Vinyl Burn – Neil Young – Decade (1976) Side 5 and 6


One of the top rated “Best Of Albums”

What can I say about Neil Young? He is in my “special circle”. He is in my top 5 artists of all time. He’s the best. He means a lot to me even though I have never met him or even seen him live. But the music strikes a chord that hits me deeply and is interwoven into my life.

Some of the first books I ever read were by Neil’s father, Scott Young.  Around age 10, I borrowed Boy On Defense from the Pointe Claire Public Library at Stewart Hall. A fiction book about hockey. It struck a nerve with a hockey-crazed kid who wasn’t much into reading.

The first songs I ever learned on guitar were Neil Young songs. I was 21 or 22. I even tried the harmonica parts in “Heart Of Gold”. Young spent some of his early years in Omemee, Ontario, a town close to where I have lived for 35 years.  And Neil Young went from “Ohio” to “Keep On Rockin’ In The Free World” perfectly aligning with where I am at politically.

The three-record Decade album, released in 1976, represents a span of Young’s music that manages to capture his genius in an otherwise long and winding career. Young’s songwriting is only matched by his superb guitar work and by the talent he collaborated with.
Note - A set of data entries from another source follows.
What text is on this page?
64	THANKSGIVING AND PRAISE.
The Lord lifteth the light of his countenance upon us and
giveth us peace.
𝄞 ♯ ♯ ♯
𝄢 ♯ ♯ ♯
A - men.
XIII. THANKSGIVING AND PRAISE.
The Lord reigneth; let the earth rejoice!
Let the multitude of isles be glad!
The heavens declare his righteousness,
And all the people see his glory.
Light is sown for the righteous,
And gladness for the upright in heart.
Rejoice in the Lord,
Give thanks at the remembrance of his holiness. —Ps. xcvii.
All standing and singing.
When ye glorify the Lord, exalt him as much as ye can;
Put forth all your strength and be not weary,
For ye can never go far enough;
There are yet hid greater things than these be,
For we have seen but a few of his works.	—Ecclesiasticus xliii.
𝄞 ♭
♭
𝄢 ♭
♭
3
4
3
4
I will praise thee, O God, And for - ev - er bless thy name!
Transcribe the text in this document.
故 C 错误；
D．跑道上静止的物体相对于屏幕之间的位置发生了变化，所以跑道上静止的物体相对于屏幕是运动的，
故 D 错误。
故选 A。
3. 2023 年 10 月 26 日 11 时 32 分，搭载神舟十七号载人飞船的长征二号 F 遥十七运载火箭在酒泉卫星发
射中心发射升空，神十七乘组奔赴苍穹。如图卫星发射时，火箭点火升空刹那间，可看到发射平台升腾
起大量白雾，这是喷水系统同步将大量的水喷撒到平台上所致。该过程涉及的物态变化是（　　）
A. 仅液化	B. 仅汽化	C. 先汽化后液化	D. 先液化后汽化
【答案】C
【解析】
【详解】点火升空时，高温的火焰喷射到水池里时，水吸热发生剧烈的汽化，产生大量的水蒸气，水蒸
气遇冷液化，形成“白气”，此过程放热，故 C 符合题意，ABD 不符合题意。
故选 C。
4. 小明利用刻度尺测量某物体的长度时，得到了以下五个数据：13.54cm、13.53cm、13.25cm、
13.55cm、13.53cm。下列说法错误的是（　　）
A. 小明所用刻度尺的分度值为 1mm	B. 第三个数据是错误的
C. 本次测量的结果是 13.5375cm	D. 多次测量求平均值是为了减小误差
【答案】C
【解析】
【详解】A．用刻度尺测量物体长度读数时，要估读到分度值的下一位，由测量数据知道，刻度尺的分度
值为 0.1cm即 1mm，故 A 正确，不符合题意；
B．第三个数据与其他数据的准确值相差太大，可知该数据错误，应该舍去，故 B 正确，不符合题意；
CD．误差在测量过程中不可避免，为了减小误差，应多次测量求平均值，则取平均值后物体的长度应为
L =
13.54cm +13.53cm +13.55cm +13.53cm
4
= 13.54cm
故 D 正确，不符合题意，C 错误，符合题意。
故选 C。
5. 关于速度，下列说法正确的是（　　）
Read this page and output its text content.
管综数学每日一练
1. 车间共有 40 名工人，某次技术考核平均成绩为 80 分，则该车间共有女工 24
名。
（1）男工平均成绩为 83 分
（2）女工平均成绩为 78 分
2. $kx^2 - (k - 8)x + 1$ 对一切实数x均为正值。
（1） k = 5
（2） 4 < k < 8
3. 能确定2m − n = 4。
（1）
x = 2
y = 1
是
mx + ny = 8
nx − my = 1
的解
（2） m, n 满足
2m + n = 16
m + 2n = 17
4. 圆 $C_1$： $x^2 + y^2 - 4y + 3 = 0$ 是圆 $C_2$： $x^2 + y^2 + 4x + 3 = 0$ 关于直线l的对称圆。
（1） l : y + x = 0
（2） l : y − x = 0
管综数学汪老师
He played with his band Crazy Horse with its incredible jam sessions, with Crosby, Stills and Nash who incorporated Young’s guitar genius into their hippie sound and there were many, many others.

In the 1980s when I was learning about Neil Young’s music, whether it was with friends at Trent University or later in Saskatoon, the people who enjoyed his music were often the smartest, coolest, nicest people around. Although Young is claimed as Canada’s own, he has lived most of his life in the US.  But he is 100% Canadian in my mind.

When I read somewhere (possibly in David Crosby’s autobiography) about how when Young first went to California and randomly ran into Stephen Stills on Hollywood Boulevard, I just imagine that moment and the importance of it. They had met previously but only in passing in Northwestern Ontario years prior. But in L.A they later run onto each other,  neither had money and only ambition and talent. Somehow it brings me joy. Pathetic? Sure.

Sides 5 and 6 of Decade are very good. The first three songs of side 5, “The Needle and the Damage Done”,  “Tired Eyes” and “Tonight’s The Night” are about drug overdose deaths involving Neil’s friends who were part of his band or were employed by the band. To say that these songs are sad is to underestimate the depth of Young’s sorrow. He manages to combine sad with beautiful.

I’m running with “Tired Eyes” as the featured song. I have always felt an affinity for the song as Young tells the story of Danny Whitten, an amazing singer and guitarist and of Bruce Berry, who worked for the band. Both died of drug overdoses and both deaths clearly changed Neil Young forever judging by the songs he wrote.